Un fattore chiave fu la creazione nel 1990 del Fondo multilaterale per l’attuazione del Protocollo di Montreal, un fondo di milioni di dollari per aiutare i paesi in via di sviluppo a ritirare gradualmente la produzione e l’uso dei composti chimici responsabili dell’impoverimento dell’ozono. 49 paesi industrializzati hanno contribuito fino ad oggi con oltre 2,2 miliardi di dollari, e 146 nazioni hanno ricevuto denaro dal fondo.

“Il Fondo multilaterale è stato fondamentale per il successo del Protocollo di Montreal”, ha detto l’ambasciatore del Messico Juan Antonio Mateos, aggiungendo: “Non siamo riusciti a crearne un altro analogo per il Protocollo di Kyoto”.

Per di più, c’è stata una spinta contraria agli accordi internazionali multilaterali, con molti paesi più favorevoli ad un approccio unilaterale o bilaterale, ha osservato.

“Dovremmo tornare al multilateralismo, se vogliamo avere un trattato forte sul clima”, ha detto Mateos all’IPS.

Benché il problema dell’assottigliamento dell’ozono non sia completamente risolto, e il buco dell’ozono non sarà recuperato fino al 2060 o 2070, il cambiamento climatico resta il principale tema in discussione qui a Montreal. E questo per due motivi: quasi tutti gli ODS sono anche gas responsabili del riscaldamento globale, e si spera che il Protocollo di Montreal possa servire da modello per un trattato climatico forte ed efficace.

Tra il 1990 e il 2000, l’eliminazione degli ODS produsse una netta riduzione dei 25 miliardi di tonnellate di gas responsabili del riscaldamento globale. ”La scienza attuale mostra che una accelerazione del graduale ritiro di ODS, grazie al Protocollo di Montreal, può aiutarci ad avere un futuro con poco carbonio”, ha detto in conferenza stampa Achim Steiner, sottosegretario generale dell'Onu e direttore esecutivo del Programma Onu per l’ambiente (UNEP).

Gli idroclorofluorocarburi, i sostituti meno dannosi dei vecchi CFC, si sono ormai diffusi nei prodotti come sistemi di refrigerazione, impianti di condizionamento e schiume. Ma gli HCFC sono anche gas serra molto potenti. Secondo il Protocollo di Montreal, l’uso di HCFC dovrebbe essere completamente sospeso nei paesi sviluppati nel 2030, e nel 2040 nei paesi in via di sviluppo.

Una sospensione più rapida dell’utilizzo e della produzione di HCFC, e un loro ritiro definitivo entro i prossimi 10 anni, porterebbe nei prossimi decenni ad una riduzione cumulativa delle emissioni fino a 38 miliardi di tonnellate metriche di anidride carbonica, secondo l’UNEP.

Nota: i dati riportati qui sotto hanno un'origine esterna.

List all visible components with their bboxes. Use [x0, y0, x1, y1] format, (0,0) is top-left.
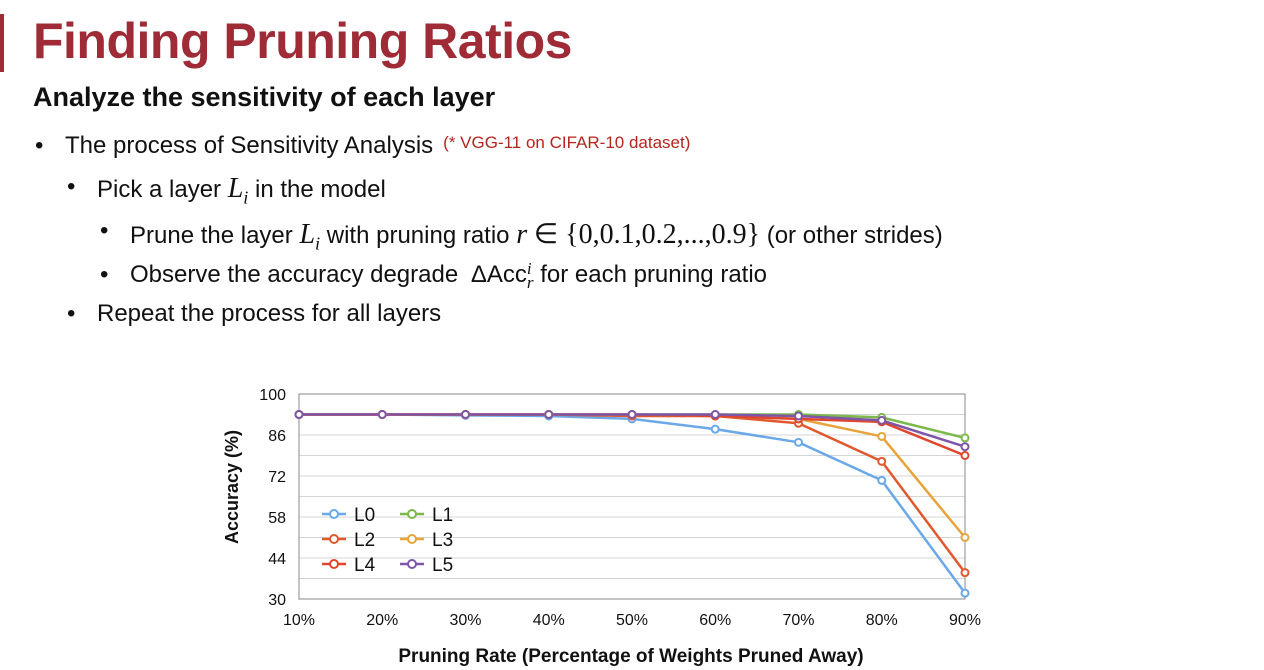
- legend-label: L4: [354, 555, 376, 576]
- slide-subtitle: Analyze the sensitivity of each layer: [33, 82, 496, 112]
- bullet-dot: •: [67, 173, 76, 200]
- data-point-l5: [710, 410, 720, 419]
- legend-label: L1: [432, 505, 453, 526]
- math-sub-i: i: [243, 187, 249, 208]
- legend-swatch-marker: [407, 509, 417, 519]
- math-layer-var: Li: [299, 219, 320, 254]
- x-tick-label: 50%: [616, 612, 648, 629]
- data-point-l2: [877, 456, 887, 466]
- bullet-dot: •: [35, 132, 44, 159]
- legend-item-l4: L4: [322, 555, 376, 576]
- dataset-note: (* VGG-11 on CIFAR-10 dataset): [443, 133, 691, 152]
- data-point-l1: [960, 433, 970, 443]
- math-sub-i: i: [315, 233, 321, 254]
- bullet-text: Observe the accuracy degrade: [130, 261, 459, 288]
- legend-item-l5: L5: [400, 555, 453, 576]
- legend-item-l0: L0: [322, 505, 375, 526]
- chart-grid: [299, 393, 965, 600]
- bullet-text: Prune the layer: [130, 222, 293, 249]
- bullet-prune-layer: • Prune the layer Li with pruning ratio …: [100, 217, 943, 255]
- legend-swatch-marker: [329, 534, 339, 544]
- x-tick-label: 80%: [866, 612, 898, 629]
- math-var-L: L: [299, 219, 316, 250]
- slide-title: Finding Pruning Ratios: [33, 13, 572, 69]
- bullet-observe-accuracy: • Observe the accuracy degrade ΔAcc i r fo…: [100, 259, 768, 292]
- legend-swatch-marker: [329, 509, 339, 519]
- legend-swatch-marker: [407, 534, 417, 544]
- data-point-l0: [960, 588, 970, 598]
- x-tick-label: 10%: [283, 612, 315, 629]
- y-tick-label: 86: [268, 428, 286, 445]
- y-tick-label: 72: [268, 469, 286, 486]
- data-point-l0: [710, 424, 720, 434]
- data-point-l5: [544, 410, 554, 419]
- bullet-dot: •: [67, 300, 76, 327]
- legend-label: L2: [354, 530, 375, 551]
- x-tick-label: 70%: [782, 612, 814, 629]
- data-point-l5: [960, 442, 970, 452]
- data-point-l5: [461, 410, 470, 419]
- math-ratio-set: ∈ {0,0.1,0.2,...,0.9}: [533, 219, 761, 250]
- bullet-text: Repeat the process for all layers: [97, 300, 442, 327]
- legend-swatch-marker: [407, 559, 417, 569]
- data-point-l5: [877, 415, 887, 425]
- data-point-l4: [960, 451, 970, 460]
- bullet-dot: •: [100, 261, 109, 288]
- y-tick-label: 58: [268, 510, 286, 527]
- x-tick-label: 90%: [949, 612, 981, 629]
- bullet-sensitivity-process: • The process of Sensitivity Analysis (* …: [35, 132, 691, 160]
- data-point-l0: [877, 475, 887, 485]
- data-point-l5: [377, 410, 387, 419]
- legend-label: L5: [432, 555, 453, 576]
- x-tick-label: 20%: [366, 612, 398, 629]
- data-point-l0: [794, 437, 803, 447]
- math-delta-label: ΔAcc: [470, 261, 527, 288]
- math-delta-acc: ΔAcc i r: [470, 259, 534, 292]
- math-sup-i: i: [526, 259, 532, 279]
- legend-label: L0: [354, 505, 375, 526]
- x-axis-label: Pruning Rate (Percentage of Weights Prun…: [398, 646, 863, 667]
- legend-label: L3: [432, 530, 453, 551]
- math-var-r: r: [516, 219, 528, 250]
- math-layer-var: Li: [227, 173, 249, 208]
- legend-item-l1: L1: [400, 505, 453, 526]
- y-tick-label: 30: [268, 592, 286, 609]
- legend-swatch-marker: [329, 559, 339, 569]
- data-point-l2: [960, 568, 970, 578]
- data-point-l5: [627, 410, 637, 419]
- data-point-l5: [294, 410, 304, 419]
- x-tick-label: 60%: [699, 612, 731, 629]
- y-tick-label: 44: [268, 551, 286, 568]
- sensitivity-line-chart: 100 86 72 58 44 30 10% 20% 30% 40% 50% 60% 70% 80% 90%…: [222, 387, 981, 667]
- math-sub-r: r: [526, 272, 534, 292]
- bullet-dot: •: [100, 217, 109, 244]
- bullet-text: The process of Sensitivity Analysis: [65, 132, 434, 159]
- plot-frame: [298, 393, 966, 600]
- y-tick-label: 100: [259, 387, 286, 404]
- data-point-l5: [794, 411, 803, 421]
- chart-legend: L0 L1 L2 L3 L4 L5: [322, 505, 453, 576]
- bullet-text-post: (or other strides): [766, 222, 943, 249]
- chart-axes: 100 86 72 58 44 30 10% 20% 30% 40% 50% 60% 70% 80% 90%: [259, 387, 981, 629]
- data-point-l3: [960, 533, 970, 542]
- y-axis-label: Accuracy (%): [222, 430, 242, 544]
- math-var-L: L: [227, 173, 244, 204]
- bullet-text-post: in the model: [255, 176, 386, 203]
- series-line-l2: [299, 413, 967, 574]
- bullet-repeat-all-layers: • Repeat the process for all layers: [67, 300, 442, 328]
- bullet-text: Pick a layer: [97, 176, 222, 203]
- bullet-pick-layer: • Pick a layer Li in the model: [67, 173, 386, 209]
- title-accent-bar: [0, 14, 4, 72]
- x-tick-label: 40%: [533, 612, 565, 629]
- x-tick-label: 30%: [449, 612, 481, 629]
- chart-series: [294, 410, 970, 598]
- legend-item-l2: L2: [322, 530, 375, 551]
- legend-item-l3: L3: [400, 530, 453, 551]
- data-point-l3: [877, 431, 887, 441]
- series-line-l0: [299, 413, 967, 594]
- bullet-text-post: for each pruning ratio: [540, 261, 768, 288]
- bullet-text-mid: with pruning ratio: [326, 222, 510, 249]
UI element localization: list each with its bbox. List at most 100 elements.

Il Protocollo di Kyoto punta invece ad eliminare appena due miliardi di tonnellate metriche in una prima fase 2008-12. Annualmente, questo potrebbe rappresentare un taglio di oltre il 3,5 per cento di tutte le attuali emissioni di gas serra nel mondo. Invece, il Protocollo di Kyoto, il principale trattato per la riduzione dei gas serra, è stato concordato con l’obiettivo di ridurre i livelli di emissioni nei paesi sviluppati nel 1990 appena sopra il cinque per cento entro il 2012.

I paesi presenti all’incontro si dicono favorevoli a un ritiro graduale più rapido, ma i dettagli devono ancora essere negoziati. ”Se riusciremo a usare il Protocollo per accelerare il ritiro graduale, ciò sarà di enorme beneficio per la cappa d’ozono, e darà un contributo significativo alla riduzione dei gas serra”, ha detto Steiner.